Indonesia holds rhino poachers and horn traffickers to account
The killing of Critically Endangered Javan rhinos in its last stronghold – the Ujung Kulon National Park in Indonesia – shook the world in 2023.
Most recently, on 12 February the Pandeglang District Court sent Sahru Karnadi to jail for 12 years for violating conservation and gun ownership laws.
He was identified as the head of one of two poaching gangs that had operated in the park, in a press release by the Directorate General of Natural Resources and Ecosystem Conservation Indonesia citing court proceedings on 9 October 2024.
Five others in his gang were given 11 years jail each – some of the longest jail terms for wildlife crime the country has seen. All six were also fined IDR100 million [approximately USD 6,132].
But the arrests and trials in this remarkable case began as far back as 2023 after the operations of criminal gangs that had been tracking and poaching Javan rhinos in the 120,000-hectare park at the southwestern tip of Java, first came to light.
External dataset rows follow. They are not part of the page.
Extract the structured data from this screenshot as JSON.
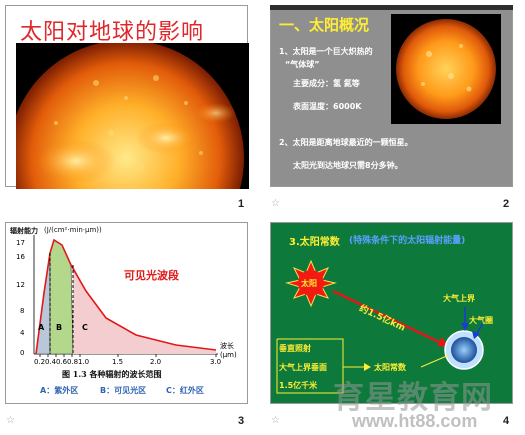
{
  "slides": [
    {
      "number": "1",
      "title": "太阳对地球的影响"
    },
    {
      "number": "2",
      "heading": "一、太阳概况",
      "line1a": "1、太阳是一个巨大炽热的",
      "line1b": "“气体球”",
      "comp_label": "主要成分：氢 氦等",
      "temp_label": "表面温度：6000K",
      "line2": "2、太阳是距离地球最近的一颗恒星。",
      "line3": "太阳光到达地球只需8分多钟。"
    },
    {
      "number": "3",
      "ylabel": "辐射能力",
      "yunit": "(J/(cm²·min·μm))",
      "yticks": [
        "17",
        "16",
        "12",
        "8",
        "4",
        "0"
      ],
      "xticks": [
        "0.2",
        "0.4",
        "0.6",
        "0.8",
        "1.0",
        "1.5",
        "2.0",
        "3.0"
      ],
      "xlabel_a": "波长",
      "xlabel_b": "(μm)",
      "region_a": "A",
      "region_b": "B",
      "region_c": "C",
      "annotation": "可见光波段",
      "caption": "图 1.3  各种辐射的波长范围",
      "legend_a": "A：紫外区",
      "legend_b": "B：可见光区",
      "legend_c": "C：红外区"
    },
    {
      "number": "4",
      "heading_main": "3.太阳常数",
      "heading_sub": "(特殊条件下的太阳辐射能量)",
      "sun_label": "太阳",
      "distance": "约1.5亿km",
      "upper_atm": "大气上界",
      "atmosphere": "大气圈",
      "cond1": "垂直照射",
      "cond2": "大气上界垂面",
      "cond3": "1.5亿千米",
      "const_label": "太阳常数"
    }
  ],
  "watermark": {
    "line1": "育星教育网",
    "line2": "www.ht88.com"
  },
  "colors": {
    "title_red": "#e0282a",
    "slide2_bg": "#8f8f8f",
    "slide4_bg": "#0d7a3c",
    "yellow": "#ffee33"
  }
}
The first major arrest took place in November 2023, when Sahru’s brother, Sunendi Karnadi, reportedly the mastermind of the poaching operations, was captured by authorities.
The group’s middleman and another Indonesian national accused of buying the rhino horns were nabbed a few months later in 2024.
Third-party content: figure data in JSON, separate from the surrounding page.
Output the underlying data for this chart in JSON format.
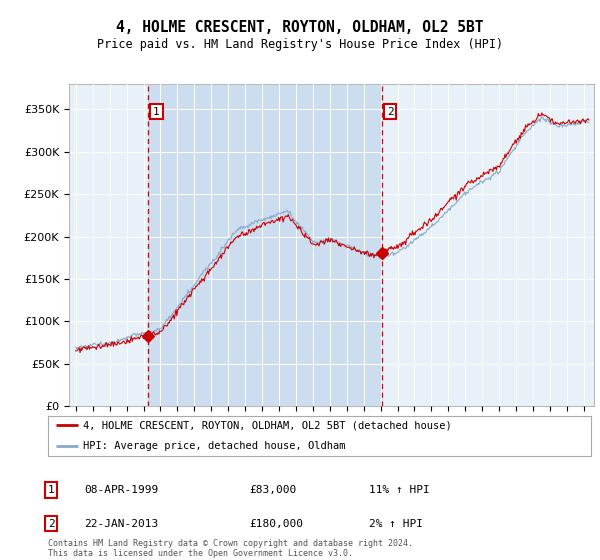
{
  "title": "4, HOLME CRESCENT, ROYTON, OLDHAM, OL2 5BT",
  "subtitle": "Price paid vs. HM Land Registry's House Price Index (HPI)",
  "background_color": "#ffffff",
  "plot_bg_color": "#e8f0f8",
  "shade_color": "#ccddf0",
  "legend_label_red": "4, HOLME CRESCENT, ROYTON, OLDHAM, OL2 5BT (detached house)",
  "legend_label_blue": "HPI: Average price, detached house, Oldham",
  "footer": "Contains HM Land Registry data © Crown copyright and database right 2024.\nThis data is licensed under the Open Government Licence v3.0.",
  "sale1_label": "1",
  "sale1_date": "08-APR-1999",
  "sale1_price": "£83,000",
  "sale1_hpi": "11% ↑ HPI",
  "sale2_label": "2",
  "sale2_date": "22-JAN-2013",
  "sale2_price": "£180,000",
  "sale2_hpi": "2% ↑ HPI",
  "sale1_x": 1999.27,
  "sale1_y": 83000,
  "sale2_x": 2013.06,
  "sale2_y": 180000,
  "ylim": [
    0,
    380000
  ],
  "xlim_start": 1994.6,
  "xlim_end": 2025.6,
  "yticks": [
    0,
    50000,
    100000,
    150000,
    200000,
    250000,
    300000,
    350000
  ],
  "ytick_labels": [
    "£0",
    "£50K",
    "£100K",
    "£150K",
    "£200K",
    "£250K",
    "£300K",
    "£350K"
  ],
  "red_color": "#cc0000",
  "blue_color": "#88aacc",
  "vline_color": "#cc0000",
  "grid_color": "#ffffff",
  "title_fontsize": 10.5,
  "subtitle_fontsize": 8.5
}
Sunendi and the middleman Yogi Purwadi were both eventually convicted and given 12 years and four-and-a-half years in jail respectively. However, the alleged buyer, Liem Hoo Kwan Willy, was acquitted.
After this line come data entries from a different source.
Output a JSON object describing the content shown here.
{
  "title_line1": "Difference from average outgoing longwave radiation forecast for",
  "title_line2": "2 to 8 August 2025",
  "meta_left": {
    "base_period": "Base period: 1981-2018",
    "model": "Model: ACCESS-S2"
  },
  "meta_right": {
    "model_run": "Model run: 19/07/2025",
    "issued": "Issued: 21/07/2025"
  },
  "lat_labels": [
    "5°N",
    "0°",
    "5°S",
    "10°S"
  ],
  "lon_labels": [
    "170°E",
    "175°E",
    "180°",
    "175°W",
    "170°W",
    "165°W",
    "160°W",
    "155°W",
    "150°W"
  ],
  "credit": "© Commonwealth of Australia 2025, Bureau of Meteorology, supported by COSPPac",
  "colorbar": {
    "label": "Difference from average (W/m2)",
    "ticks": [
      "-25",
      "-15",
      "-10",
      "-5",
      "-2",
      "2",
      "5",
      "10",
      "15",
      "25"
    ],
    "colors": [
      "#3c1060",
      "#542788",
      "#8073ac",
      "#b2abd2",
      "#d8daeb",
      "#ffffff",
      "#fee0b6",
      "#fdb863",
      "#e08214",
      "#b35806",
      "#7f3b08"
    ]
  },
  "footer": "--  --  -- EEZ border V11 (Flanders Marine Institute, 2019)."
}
Amid investigations into the Ujung Kulon poaching, authorities began closer monitoring of online trade activity and nabbed a man attempting to sell rhino horns and other wildlife parts in Palembang, South Sumatra.
Four of eight horns found in his possession were from Indonesian rhinoceros. The country is home not only to the Javan rhino Rhinoceros sondaicus, but also the Sumatran rhinos Dicerorhinus sumatrensis. There remain an estimated 70 Javan rhinos and about 80 Sumatran rhinos in the wild.
Two men linked to this cyber trafficking case were subsequently found guilty of illegally trading in the eight rhino horns, were given four years jail and were fined.
Indonesian authorities labelled this trafficking case the country’s biggest in the past decade. The find came as a surprise given Indonesia has not been linked to international rhino horn trafficking to same extent as some other Southeast Asian countries.
The region has long been under the spotlight for international rhino horn trafficking.
From January 2021 to December 2023, TRAFFIC data shows at least 19 rhino horn trafficking incidences in five Southeast Asian countries. About 420kgs of rhino horns have been confiscated, including at least 84 whole horns. Viet Nam seized over half of this volume in 11 incidents.
In recent years, both Viet Nam and Singapore have convicted rhino horn smugglers while Malaysia’s first rhino horn trafficking trial is underway.